2 Answers from Attorneys
Re: Employer chapter 11 question
On the one hand the parent can argue that it is being a Good Samaritan by taking care of the people who have taken care of it. Given the holiday season and the events of September 11, this type of altruism is not surprising.
The one potential illegalty I see would have to do with their taxes. The company may end up reporting salary expenses that they did not incur during the prior month. Shareholders could also bring a suit where this action drives up expenses unnecessarily and adversely impacts shareholder wealth. The company may be opening itself up to a shareholder's derivative suit.

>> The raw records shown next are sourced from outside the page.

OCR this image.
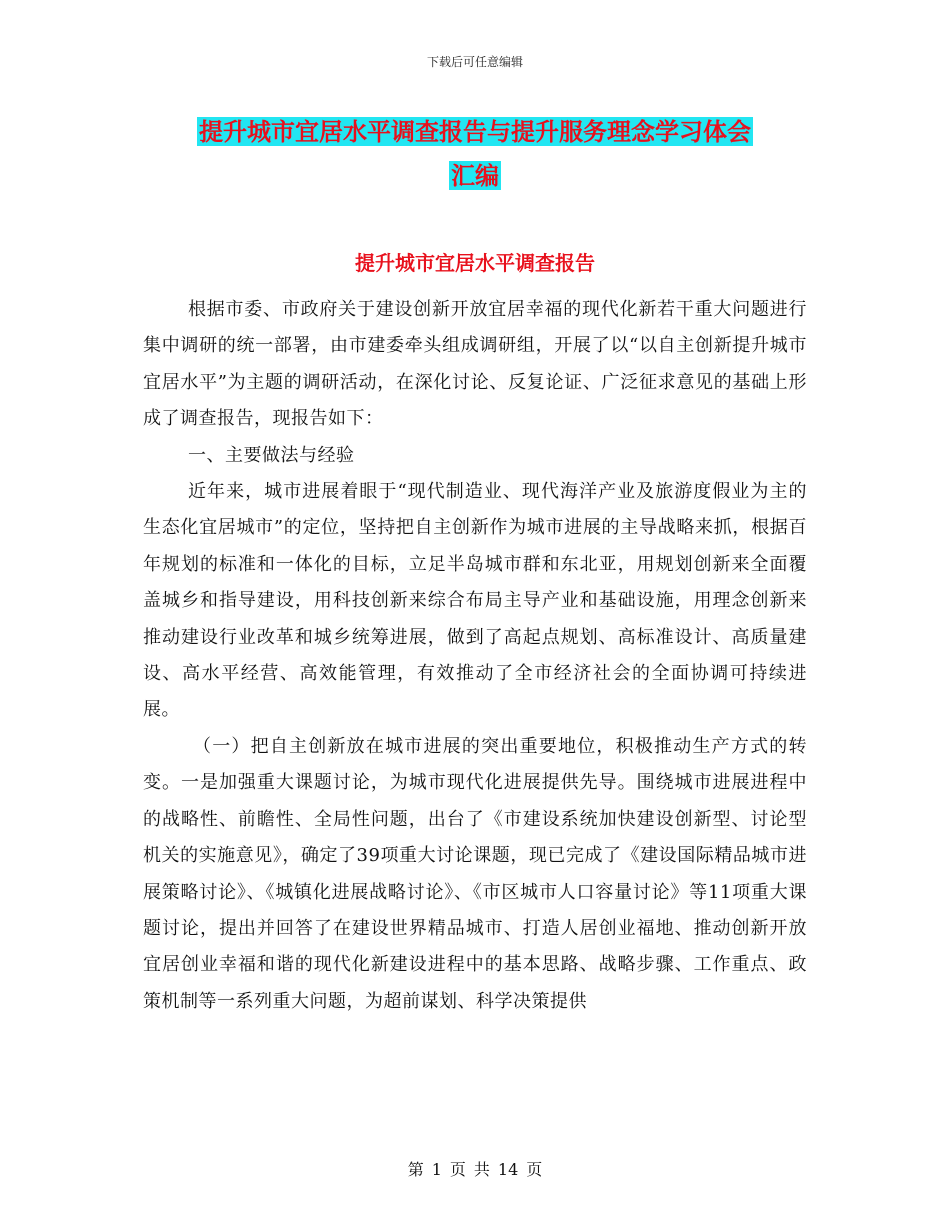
下载后可任意编辑
提升城市宜居水平调查报告与提升服务理念学习体会
汇编
提升城市宜居水平调查报告

根据市委、市政府关于建设创新开放宜居幸福的现代化新若干重大问题进行集中调研的统一部署，由市建委牵头组成调研组，开展了以“以自主创新提升城市宜居水平”为主题的调研活动，在深化讨论、反复论证、广泛征求意见的基础上形成了调查报告，现报告如下：

一、主要做法与经验

近年来，城市进展着眼于“现代制造业、现代海洋产业及旅游度假业为主的生态化宜居城市”的定位，坚持把自主创新作为城市进展的主导战略来抓，根据百年规划的标准和一体化的目标，立足半岛城市群和东北亚，用规划创新来全面覆盖城乡和指导建设，用科技创新来综合布局主导产业和基础设施，用理念创新来推动建设行业改革和城乡统筹进展，做到了高起点规划、高标准设计、高质量建设、高水平经营、高效能管理，有效推动了全市经济社会的全面协调可持续进展。

（一）把自主创新放在城市进展的突出重要地位，积极推动生产方式的转变。一是加强重大课题讨论，为城市现代化进展提供先导。围绕城市进展进程中的战略性、前瞻性、全局性问题，出台了《市建设系统加快建设创新型、讨论型机关的实施意见》，确定了39项重大讨论课题，现已完成了《建设国际精品城市进展策略讨论》、《城镇化进展战略讨论》、《市区城市人口容量讨论》等11项重大课题讨论，提出并回答了在建设世界精品城市、打造人居创业福地、推动创新开放宜居创业幸福和谐的现代化新建设进程中的基本思路、战略步骤、工作重点、政策机制等一系列重大问题，为超前谋划、科学决策提供

第 1 页 共 14 页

I sincerely cannot call this action unethical given the reason for doing it, however, the action has created exposure to potential legal action. Also, were all employees treated this way? There may be grounds for discrimination claims but I am not sure on this one.
Alton Drew
Alton Drew
Re: Employer chapter 11 question
Retaining the employees to collect debts is proper
in a Chapter 11. Moreover, the employees' back pay gains
the highest priority during the bankruptcy proceeding so
retaining them and paying them to effect the collection
of debts is a proper function during such a proceeding. Otherwise, the
company could have hired collection agents or attorneys to
pursue the claims and this clearly would not have been a
good economic choice. There are a multitude of other issues
embedded in your situation, and these are too numerous to address given the
lack of factual matter provided in your question. The following are just a few: discrimination claims may lie,
inequity with severance packages, usurpation of opportunity (the parent company seizing
resources properly attributed to the subsidiary company), and diversion
of assets subject to the bankruptcy (where the collected debts were not included in the proceeding).
DISCLAIMER: The foregoing is not legal advice but rather information about the law. No attorney-client
relationship is founded by this communication and no reliance thereon should be placed. This information is neither
confidential or priviledged. When dealing with a legal issue, the best advice is to obtain the assistance of an attorney.